Rail Trails

Rail Trails

Today I took an eight mile walk on the Windham Rail Trail with my wife.  The trail segment is four miles long and cuts through ledge and over low areas that were built up to level the rail bed.  This section of railroad was originally opened in 1849 and stopped running in the 1970’s.  At the time the technology was by far the most efficient mode of travel, and in some cases it still is.  That efficiency made it worthwhile to undertake the massive manpower project that was the laying of this rail bed.  Just the blasting and moving of ledge must have been a massive project.  Add in miles of building up low areas to that and it must have been backbreaking work.

Today the trains are gone, replaced by power walkers, joggers, families on bicycles and dog walkers. The occasional house peaks through the trees, but for the most part you’re out in the woods, and it feels like a world away from the strip malls of Route 28.  The highlights of this trail are the long cuts through granite ledge, the water views of Flatrock Brook and Mitchell Pond, and the ghosts of the working railroad that still exist in the quiet forest.  Railroad ties stacked on the side of the trail are slowly returning to the earth as moss and wood rot eat away at the timber.  Walls made from the ledge kept a hill from creeping onto the railroad bed for decades, and now serve that purpose for the trail.

The segment of rail trail that we walked on was once part of the Manchester and Lawrence Branch.  Eventually Boston & Maine picked up this segment in 1887, but eventually the entire branch was abandoned.  Nonprofit corporations were formed to raise funds for paving and maintaining the segments.  Today there’s a great stretch of paved rail bed from Methuen, Massachusetts all the way up into Derry, New Hampshire.

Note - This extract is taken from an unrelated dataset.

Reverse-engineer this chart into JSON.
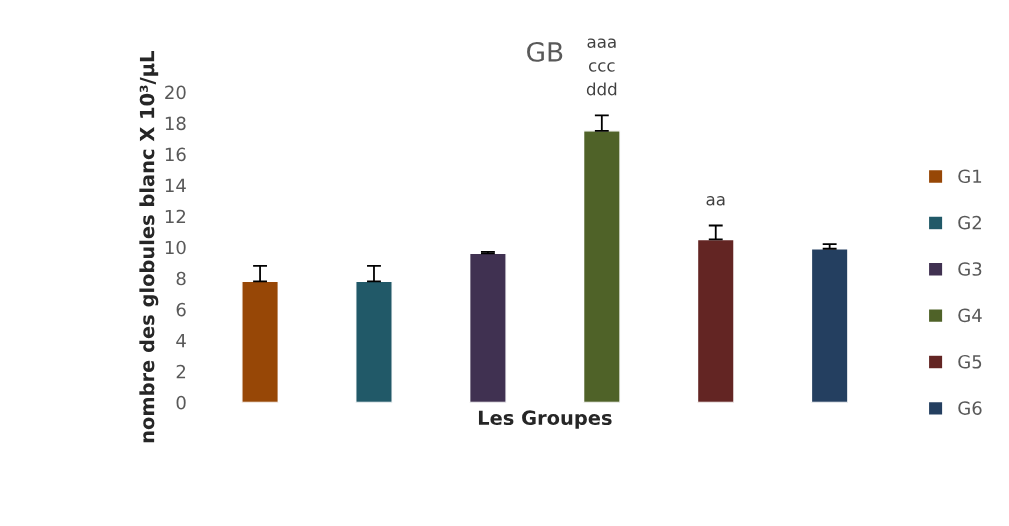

Rail trails are popping up everywhere.  Candidly I rarely think to use them, and wish I’d done so years before.  I remember walking along old railroad beds long abandoned in other parts of New Hampshire and Massachusetts.  Re-purposing those beds into rail trails is a great way to make open space accessible for everyone.  The stretch in Windham is a beautiful example of that and that’s opened my eyes to the opportunity to explore more of these trails.